Early onset neonatal sepsis currently has an incidence in North America among term infants of about 0.5 to 1 per thousand live births. But 15% of newborn infants have risk factors and they end up receiving antibiotics if current guidelines are followed. The group from Kaiser Permanente have developed an algorithm that could markedly reduce sepsis workups and antibiotic utilisation, they have tested this in their own population and showed that if their calculator was used many fewer babies required sepsis evaluations, and all babies who actually developed sepsis were evaluated and treated quickly.
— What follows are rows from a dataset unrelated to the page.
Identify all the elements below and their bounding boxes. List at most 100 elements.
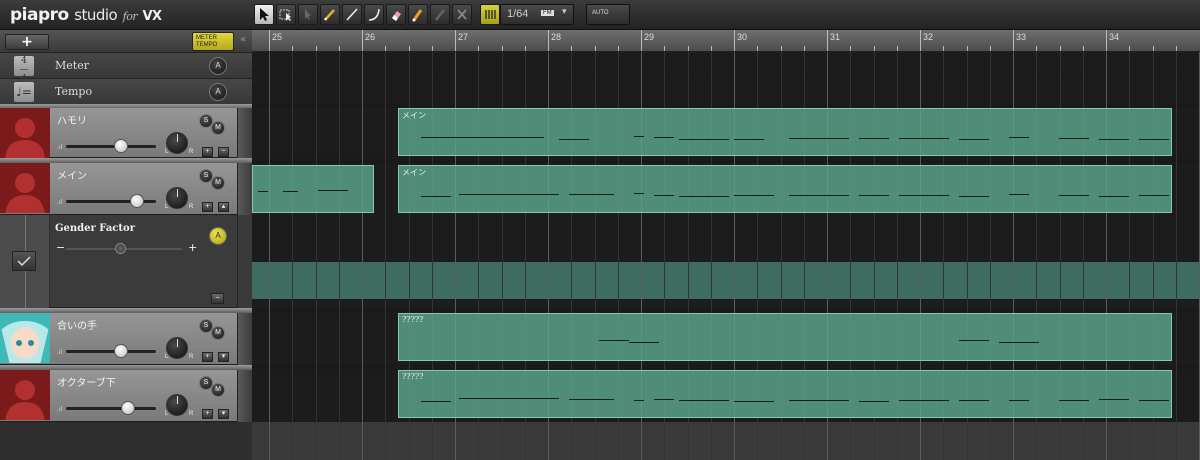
note[interactable] [634,400,644,401]
note[interactable] [1009,137,1029,138]
disabled-knife-tool-button[interactable] [430,4,450,25]
note[interactable] [1139,195,1169,196]
tempo-auto-button[interactable]: A [209,83,227,101]
note[interactable] [499,137,544,138]
note[interactable] [789,400,849,401]
note[interactable] [1059,195,1089,196]
note[interactable] [459,398,509,399]
expand-plus-button[interactable]: + [202,202,213,212]
note[interactable] [318,190,348,191]
vocal-part-block[interactable]: メイン [398,165,1172,213]
track-name[interactable]: ハモリ [57,112,87,127]
note[interactable] [449,137,499,138]
note[interactable] [599,340,629,341]
note[interactable] [1009,194,1029,195]
note[interactable] [899,400,949,401]
delete-tool-button[interactable] [452,4,472,25]
note[interactable] [959,400,989,401]
note[interactable] [634,193,644,194]
note[interactable] [1099,139,1129,140]
volume-slider[interactable] [66,350,156,353]
volume-slider[interactable] [66,145,156,148]
mute-button[interactable]: M [211,326,225,340]
curve-tool-button[interactable] [364,4,384,25]
mute-button[interactable]: M [211,383,225,397]
note[interactable] [959,196,989,197]
volume-slider-thumb[interactable] [130,194,144,208]
collapse-panel-button[interactable]: « [240,34,246,45]
note[interactable] [734,401,774,402]
vocal-part-block[interactable]: ????? [398,370,1172,418]
note[interactable] [859,401,889,402]
volume-slider-thumb[interactable] [121,401,135,415]
vocal-part-block[interactable] [252,165,374,213]
note[interactable] [959,139,989,140]
meter-tempo-toggle[interactable]: METER TEMPO [192,32,234,51]
expand-down-button[interactable]: ▾ [218,352,229,362]
note[interactable] [421,196,451,197]
pan-knob[interactable] [166,394,188,416]
note[interactable] [734,139,764,140]
note[interactable] [509,398,559,399]
pointer-tool-button[interactable] [254,4,274,25]
note[interactable] [421,137,451,138]
note[interactable] [1139,139,1169,140]
note[interactable] [629,342,659,343]
note[interactable] [859,138,889,139]
note[interactable] [1059,400,1089,401]
track-name[interactable]: 合いの手 [57,317,97,332]
quantize-dropdown[interactable]: 1/64 FM ▾ [500,4,574,25]
note[interactable] [654,195,674,196]
note[interactable] [789,195,849,196]
eraser-tool-button[interactable] [386,4,406,25]
arrangement-grid[interactable]: メイン メイン?????????? [252,52,1200,460]
note[interactable] [559,139,589,140]
collapse-up-button[interactable]: ▴ [218,202,229,212]
note[interactable] [283,191,298,192]
gender-factor-collapse-button[interactable]: − [211,293,224,304]
disabled-pointer-tool-button[interactable] [298,4,318,25]
note[interactable] [1059,138,1089,139]
note[interactable] [569,194,614,195]
expand-plus-button[interactable]: + [202,147,213,157]
note[interactable] [679,139,729,140]
range-select-tool-button[interactable] [276,4,296,25]
track-header[interactable]: オクターブ下 .ıl L R S M + ▾ [0,370,237,422]
pencil-tool-button[interactable] [320,4,340,25]
note[interactable] [734,195,774,196]
pan-knob[interactable] [166,132,188,154]
timeline-ruler[interactable]: 25 26 27 28 29 30 31 32 33 34 [252,30,1200,52]
note[interactable] [959,340,989,341]
mute-button[interactable]: M [211,121,225,135]
gender-factor-checkbox[interactable] [12,251,36,271]
note[interactable] [999,342,1039,343]
note[interactable] [679,400,729,401]
volume-slider-thumb[interactable] [114,344,128,358]
note[interactable] [421,401,451,402]
auto-scroll-button[interactable]: AUTO [586,4,630,25]
volume-slider-thumb[interactable] [114,139,128,153]
note[interactable] [899,195,949,196]
pan-knob[interactable] [166,337,188,359]
track-header[interactable]: ハモリ .ıl L R S M + − [0,108,237,158]
vocal-part-block[interactable]: ????? [398,313,1172,361]
line-tool-button[interactable] [342,4,362,25]
note[interactable] [1099,399,1129,400]
grid-snap-button[interactable] [480,4,500,25]
note[interactable] [654,137,674,138]
add-track-button[interactable]: + [5,34,49,50]
note[interactable] [1139,400,1169,401]
note[interactable] [1099,196,1129,197]
gender-factor-slider-thumb[interactable] [115,243,126,254]
note[interactable] [509,194,559,195]
gender-factor-auto-button[interactable]: A [209,227,227,245]
note[interactable] [859,195,889,196]
expand-minus-button[interactable]: − [218,147,229,157]
vocal-part-block[interactable]: メイン [398,108,1172,156]
volume-slider[interactable] [66,407,156,410]
note[interactable] [1009,400,1029,401]
meter-auto-button[interactable]: A [209,57,227,75]
note[interactable] [459,194,509,195]
note[interactable] [789,138,849,139]
track-header[interactable]: メイン .ıl L R S M + ▴ [0,163,237,215]
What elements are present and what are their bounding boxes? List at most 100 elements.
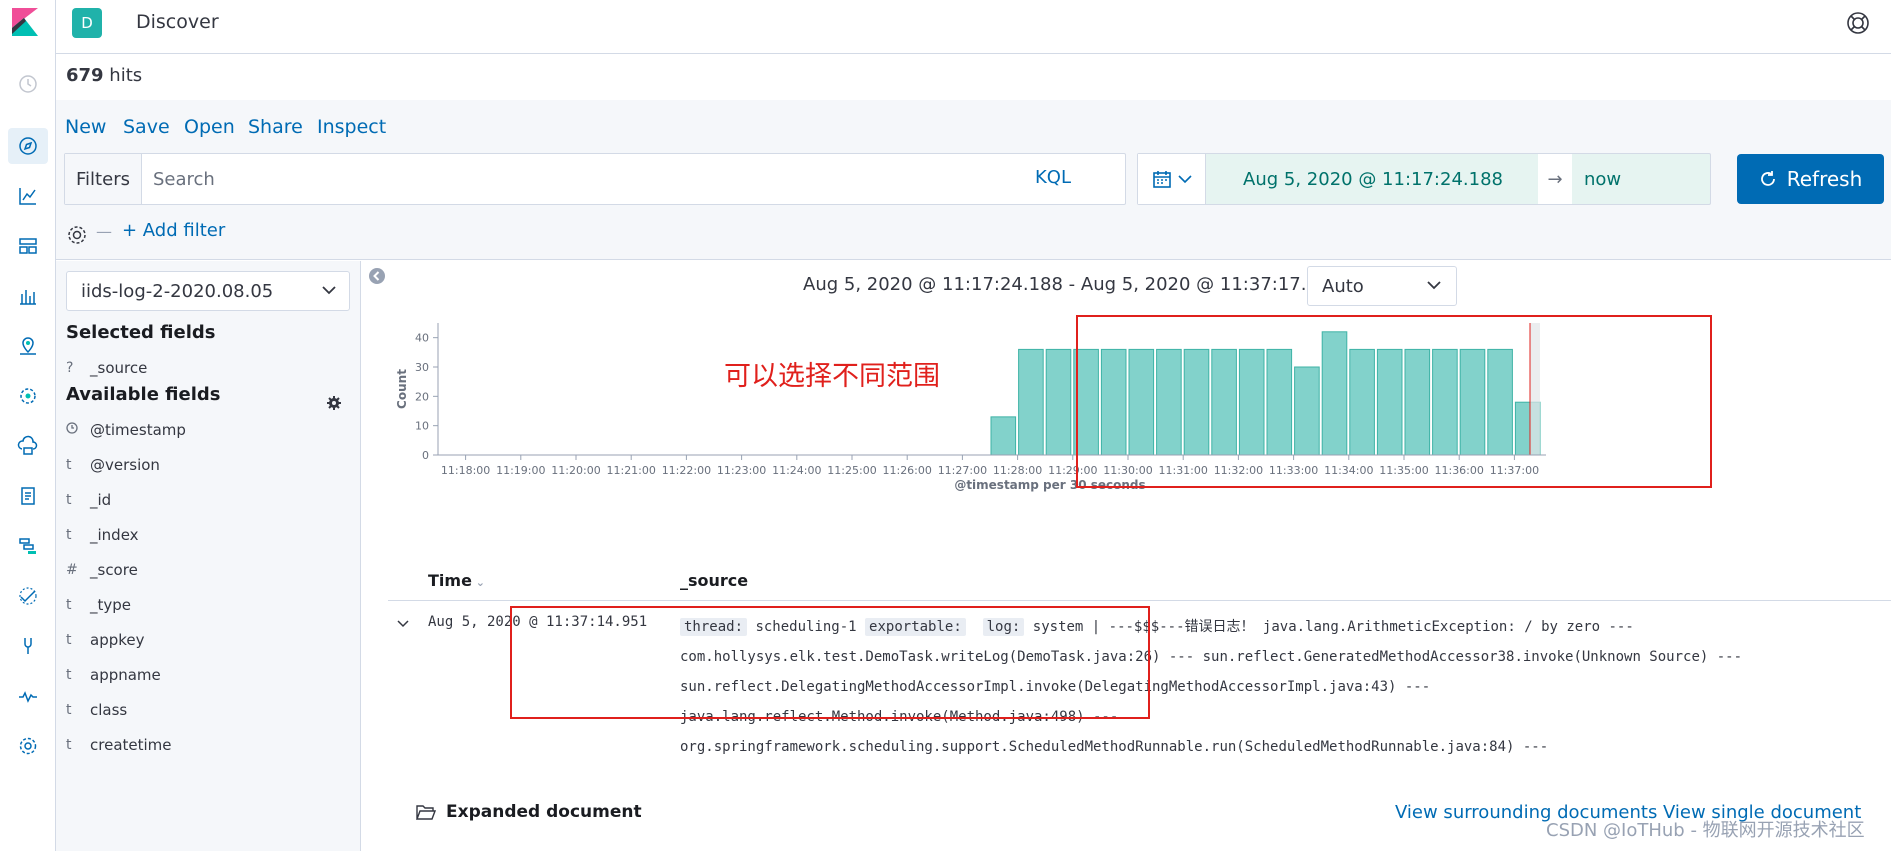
gear-icon[interactable] <box>326 395 342 411</box>
inspect-button[interactable]: Inspect <box>317 116 386 138</box>
clock-icon <box>66 422 90 438</box>
field-item[interactable]: t _index <box>66 520 346 550</box>
recently-viewed-icon[interactable] <box>8 66 48 102</box>
field-item[interactable]: t _id <box>66 485 346 515</box>
field-type-icon: t <box>66 597 72 613</box>
save-button[interactable]: Save <box>123 116 170 138</box>
canvas-nav-icon[interactable] <box>8 278 48 314</box>
uptime-nav-icon[interactable] <box>8 578 48 614</box>
field-type-icon: # <box>66 562 78 578</box>
x-tick-label: 11:21:00 <box>606 464 655 477</box>
field-name: @timestamp <box>90 421 186 439</box>
selected-fields-title: Selected fields <box>66 322 216 343</box>
expanded-document-header: Expanded document <box>416 802 642 822</box>
end-date[interactable]: now <box>1572 154 1712 204</box>
y-tick-label: 0 <box>422 449 429 462</box>
new-button[interactable]: New <box>65 116 106 138</box>
available-fields-title: Available fields <box>66 384 221 405</box>
watermark: CSDN @IoTHub - 物联网开源技术社区 <box>1546 820 1865 841</box>
field-name: class <box>90 701 128 719</box>
refresh-label: Refresh <box>1786 167 1863 191</box>
discover-nav-icon[interactable] <box>8 128 48 164</box>
dashboard-nav-icon[interactable] <box>8 228 48 264</box>
field-item[interactable]: t class <box>66 695 346 725</box>
query-toolbar: New Save Open Share Inspect Filters KQL … <box>56 100 1891 260</box>
share-button[interactable]: Share <box>248 116 303 138</box>
page-title: Discover <box>136 11 219 33</box>
field-item[interactable]: ? _source <box>66 353 346 383</box>
field-item[interactable]: # _score <box>66 555 346 585</box>
field-type-icon: t <box>66 527 72 543</box>
field-item[interactable]: t createtime <box>66 730 346 760</box>
gear-icon[interactable] <box>66 224 88 246</box>
add-filter-button[interactable]: + Add filter <box>122 220 225 241</box>
field-item[interactable]: t appkey <box>66 625 346 655</box>
space-avatar[interactable]: D <box>72 8 102 38</box>
y-tick-label: 20 <box>415 390 429 403</box>
dev-tools-nav-icon[interactable] <box>8 628 48 664</box>
field-item[interactable]: t appname <box>66 660 346 690</box>
field-name: appkey <box>90 631 145 649</box>
histogram-range: Aug 5, 2020 @ 11:17:24.188 - Aug 5, 2020… <box>803 274 1365 295</box>
y-axis-label: Count <box>395 369 409 409</box>
x-tick-label: 11:18:00 <box>441 464 490 477</box>
field-type-icon: t <box>66 737 72 753</box>
open-button[interactable]: Open <box>184 116 235 138</box>
collapse-sidebar-icon[interactable] <box>368 267 386 285</box>
kql-toggle[interactable]: KQL <box>1035 167 1071 188</box>
table-divider <box>388 600 1891 601</box>
annotation-box-chart <box>1076 315 1712 488</box>
x-tick-label: 11:28:00 <box>993 464 1042 477</box>
visualize-nav-icon[interactable] <box>8 178 48 214</box>
x-tick-label: 11:27:00 <box>938 464 987 477</box>
management-nav-icon[interactable] <box>8 728 48 764</box>
search-input[interactable] <box>153 164 1033 194</box>
x-tick-label: 11:23:00 <box>717 464 766 477</box>
start-date[interactable]: Aug 5, 2020 @ 11:17:24.188 <box>1208 154 1538 204</box>
calendar-icon <box>1152 171 1171 188</box>
stack-monitoring-nav-icon[interactable] <box>8 678 48 714</box>
histogram-bar <box>1018 348 1044 456</box>
apm-nav-icon[interactable] <box>8 528 48 564</box>
interval-label: Auto <box>1322 275 1364 297</box>
refresh-button[interactable]: Refresh <box>1737 154 1884 204</box>
kibana-app: D Discover 679 hits New Save Open Share … <box>0 0 1891 851</box>
column-header-time[interactable]: Time ⌄ <box>428 571 485 590</box>
x-tick-label: 11:22:00 <box>662 464 711 477</box>
x-tick-label: 11:20:00 <box>551 464 600 477</box>
interval-select[interactable]: Auto <box>1307 266 1457 306</box>
field-item[interactable]: @timestamp <box>66 415 346 445</box>
folder-open-icon <box>416 805 436 820</box>
field-type-icon: t <box>66 632 72 648</box>
field-item[interactable]: t _type <box>66 590 346 620</box>
column-header-source: _source <box>680 571 749 590</box>
maps-nav-icon[interactable] <box>8 328 48 364</box>
annotation-text: 可以选择不同范围 <box>724 361 940 392</box>
field-name: appname <box>90 666 161 684</box>
field-item[interactable]: t @version <box>66 450 346 480</box>
help-icon[interactable] <box>1845 10 1871 36</box>
left-nav <box>0 0 56 851</box>
date-picker: Aug 5, 2020 @ 11:17:24.188 → now <box>1137 153 1711 205</box>
kibana-logo-icon[interactable] <box>10 6 40 38</box>
top-header: D Discover <box>56 0 1891 54</box>
index-pattern-select[interactable]: iids-log-2-2020.08.05 <box>66 271 350 311</box>
hits-count: 679 hits <box>66 65 143 86</box>
logs-nav-icon[interactable] <box>8 478 48 514</box>
field-name: _score <box>90 561 138 579</box>
filter-separator: — <box>96 222 112 241</box>
x-tick-label: 11:19:00 <box>496 464 545 477</box>
refresh-icon <box>1760 171 1775 186</box>
chevron-down-icon <box>1427 281 1441 290</box>
chevron-down-icon[interactable] <box>396 617 410 631</box>
quick-menu-button[interactable] <box>1138 154 1206 204</box>
field-name: _source <box>90 359 148 377</box>
infrastructure-nav-icon[interactable] <box>8 428 48 464</box>
histogram-bar <box>990 416 1017 456</box>
ml-nav-icon[interactable] <box>8 378 48 414</box>
search-bar: Filters KQL <box>64 153 1126 205</box>
y-tick-label: 40 <box>415 332 429 345</box>
field-type-icon: t <box>66 702 72 718</box>
chevron-down-icon <box>1177 175 1192 184</box>
field-type-icon: ? <box>66 360 74 376</box>
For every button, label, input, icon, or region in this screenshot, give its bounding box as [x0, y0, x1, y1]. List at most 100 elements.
The calculator they created is now available on-line.To use the calculator you need some data from the mothers course during labour and a physical examination of the baby.
This new publication (Warren S, et al. Impact of neonatal early-onset sepsis calculator on antibiotic use within two tertiary healthcare centers. J Perinatol. 2016) is from an independent group who looked at all the babies who had a septic workup and antibiotic treatment in two hospitals, of the 205 babies most (92%) required evaluations and antibiotics following the CDC/AAP guidelines, but if the calculator had been used only 23% of them would have got antibiotics. They had no cases of actual culture-positive sepsis, seven patients were defined as having culture negative sepsis, and all were treated according to both CDC guidelines and the sepsis calculator. Although it seems a very reasonable approach, I think that fear of liability will prevent many people from using this calculator until the official guidelines change. They certainly need to change, when only 1 infant benefits from antibiotics for every 150 treated, the other 149 are only having adverse impacts of our current standards, including long-term effects on the intestinal microbiome. The consequences of missing a case, on the other hand, are important, and we need more data about the safety of using the calculator, preferably from a big enough sample to include some positive culture babies.